Footballer Ellie Olds is not only a Forward in the Premiership Team but she also holds a First-Class Honours Degree in Nutrition from Leeds Trinity University in Sport and Exercise Science and also happens to be a diabetic. She spoke about all things health and nutrition explaining Macro and Micro Nutrients and how diet affects performance sports to those studying GCSE Food and Nutrition.
Ellie explained what it takes to get a nutritional edge in football and explained the football nutrition dos and don’ts to pupils.
Then from the sidelines we brought in our Executive Chef, Jordan Bradley from our own premier team of caterers from our dining hall. All the pupils had the chance to prepare their own nutritious plant-based bite-sized protein and carbohydrate-rich energy balls packed with vitamins and fruits under his instruction (the very same healthy, high-protein snacks eaten by Fulham FC players!)
Following these masterclasses, pupils had a question and answer session interviewing both our special guests and learning all about some very different careers in food and nutrition.
“We are committed to providing our pupils with career education, advice and work-related learning as part of our teaching”, said Mr Mann, Head of Faculty of Art, Design, and Food, “it is wonderful to be able to offer valuable opportunities like this where pupils get to gain a greater awareness and understanding about the world of work and the careers and opportunities available to them in the future, helping to broaden horizons and raise aspirations”.
Our pupils have still been enjoying and being educated about lean sustainable game meat at Queen’s College after last week’s Great British Game Week with pupils this week making homemade venison meatball marinara subs after school.
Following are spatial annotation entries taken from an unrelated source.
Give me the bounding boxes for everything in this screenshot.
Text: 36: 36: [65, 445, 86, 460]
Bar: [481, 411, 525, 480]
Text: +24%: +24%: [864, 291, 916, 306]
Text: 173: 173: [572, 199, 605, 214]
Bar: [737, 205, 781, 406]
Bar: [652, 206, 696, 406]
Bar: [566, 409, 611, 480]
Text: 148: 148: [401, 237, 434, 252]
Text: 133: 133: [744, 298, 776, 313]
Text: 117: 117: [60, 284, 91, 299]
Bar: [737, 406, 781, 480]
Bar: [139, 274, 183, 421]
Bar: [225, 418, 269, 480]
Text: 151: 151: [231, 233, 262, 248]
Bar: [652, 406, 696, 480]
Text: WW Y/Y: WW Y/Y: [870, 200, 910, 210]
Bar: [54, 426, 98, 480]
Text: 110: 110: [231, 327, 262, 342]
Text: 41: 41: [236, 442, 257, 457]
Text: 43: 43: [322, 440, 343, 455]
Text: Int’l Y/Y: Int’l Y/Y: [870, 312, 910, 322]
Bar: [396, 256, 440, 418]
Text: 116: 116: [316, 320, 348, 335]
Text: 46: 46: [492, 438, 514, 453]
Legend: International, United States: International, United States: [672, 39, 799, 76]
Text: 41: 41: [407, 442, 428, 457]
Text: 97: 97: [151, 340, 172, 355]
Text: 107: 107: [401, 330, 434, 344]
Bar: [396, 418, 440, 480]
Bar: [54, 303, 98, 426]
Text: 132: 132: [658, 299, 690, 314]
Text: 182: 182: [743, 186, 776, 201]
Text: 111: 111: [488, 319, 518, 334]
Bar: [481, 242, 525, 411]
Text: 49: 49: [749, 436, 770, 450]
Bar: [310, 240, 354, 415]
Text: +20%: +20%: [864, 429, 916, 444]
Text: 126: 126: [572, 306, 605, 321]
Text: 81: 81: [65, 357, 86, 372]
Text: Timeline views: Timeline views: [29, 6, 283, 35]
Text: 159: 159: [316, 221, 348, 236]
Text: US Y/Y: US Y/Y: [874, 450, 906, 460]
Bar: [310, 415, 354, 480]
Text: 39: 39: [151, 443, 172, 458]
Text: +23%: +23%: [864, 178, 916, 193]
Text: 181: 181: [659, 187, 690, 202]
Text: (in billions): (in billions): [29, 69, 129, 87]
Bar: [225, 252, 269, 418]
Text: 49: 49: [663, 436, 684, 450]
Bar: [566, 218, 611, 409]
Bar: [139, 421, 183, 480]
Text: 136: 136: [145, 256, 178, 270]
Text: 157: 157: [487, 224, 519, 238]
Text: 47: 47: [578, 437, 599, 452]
These were there own take on a healthier fast food that was a bit of a ‘game’ changer.
“I am so proud of the hard work of all our after-school club pupils having fun with fresh game”, said Mr Mann, Head of Faculty of Art, Design, and Food, “wild game is a great source of lean protein plus high in beneficial Omega-3 fatty acids and is rich in iron and other healthful nutrients and of course, and very importantly – it tastes delicious”.